Thanks for posting OP!


----------



## marshmasterpat (Jun 26, 2013)

Frustrateddrone - I feel for you, the SHB can sure sneak up on you. I do the cut outs at the location on everything. Place combs in a nuc and come back after dark. Learned that from JPthebeeman videos. Leave all the junk comb and debris at the location in a trash can there or place in a plastic tied shut bag at my house. Black plastic bag left in the summer sun will kill most anything. 

Owl and Duck nest boxes seem to have lots of debris in them like Chuck said. I would bet between the disturbance and loss of some bees those larvae in the bottom of the box went crazy. Maybe wrong, but seem feasible. 

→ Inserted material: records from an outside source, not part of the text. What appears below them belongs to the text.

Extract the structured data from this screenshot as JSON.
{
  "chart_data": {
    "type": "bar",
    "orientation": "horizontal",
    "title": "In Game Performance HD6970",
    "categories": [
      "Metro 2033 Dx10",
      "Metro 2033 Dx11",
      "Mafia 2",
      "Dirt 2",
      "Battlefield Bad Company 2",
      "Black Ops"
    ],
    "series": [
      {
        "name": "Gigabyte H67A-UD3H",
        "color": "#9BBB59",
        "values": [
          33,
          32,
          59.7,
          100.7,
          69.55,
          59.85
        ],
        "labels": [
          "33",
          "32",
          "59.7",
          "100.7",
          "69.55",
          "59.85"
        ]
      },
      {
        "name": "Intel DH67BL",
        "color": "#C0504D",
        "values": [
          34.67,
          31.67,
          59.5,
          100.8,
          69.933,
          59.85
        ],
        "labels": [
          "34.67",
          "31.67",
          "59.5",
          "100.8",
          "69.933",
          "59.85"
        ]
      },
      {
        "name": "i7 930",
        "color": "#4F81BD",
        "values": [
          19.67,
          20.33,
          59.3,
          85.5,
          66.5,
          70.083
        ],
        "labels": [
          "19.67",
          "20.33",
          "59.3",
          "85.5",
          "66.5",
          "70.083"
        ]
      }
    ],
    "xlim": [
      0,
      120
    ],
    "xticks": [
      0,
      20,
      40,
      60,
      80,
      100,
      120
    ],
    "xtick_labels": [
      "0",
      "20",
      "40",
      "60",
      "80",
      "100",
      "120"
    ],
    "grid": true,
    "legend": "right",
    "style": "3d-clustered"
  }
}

I have even framed up capped honey and pollen in rubber bands from cut outs. Good comb with no brood or no honey is cut to fit frames size as well. I have a plastic tote with a wooden frame I place all the new framed stuff in and holds them in place like a hive till I get home. I place all that in the freezer for a few days and handle it gently when taking it out. Comb is valuable for me. Drone brood is tossed and new comb with honey is usually bucketed for feeding to the yard. 

But might be worth me reconsidering my technique, in some ways you might have been lucky to just brought those SHB pests back. Could be worse I guess with something like foul brood. Good advice, thanks and good luck


----------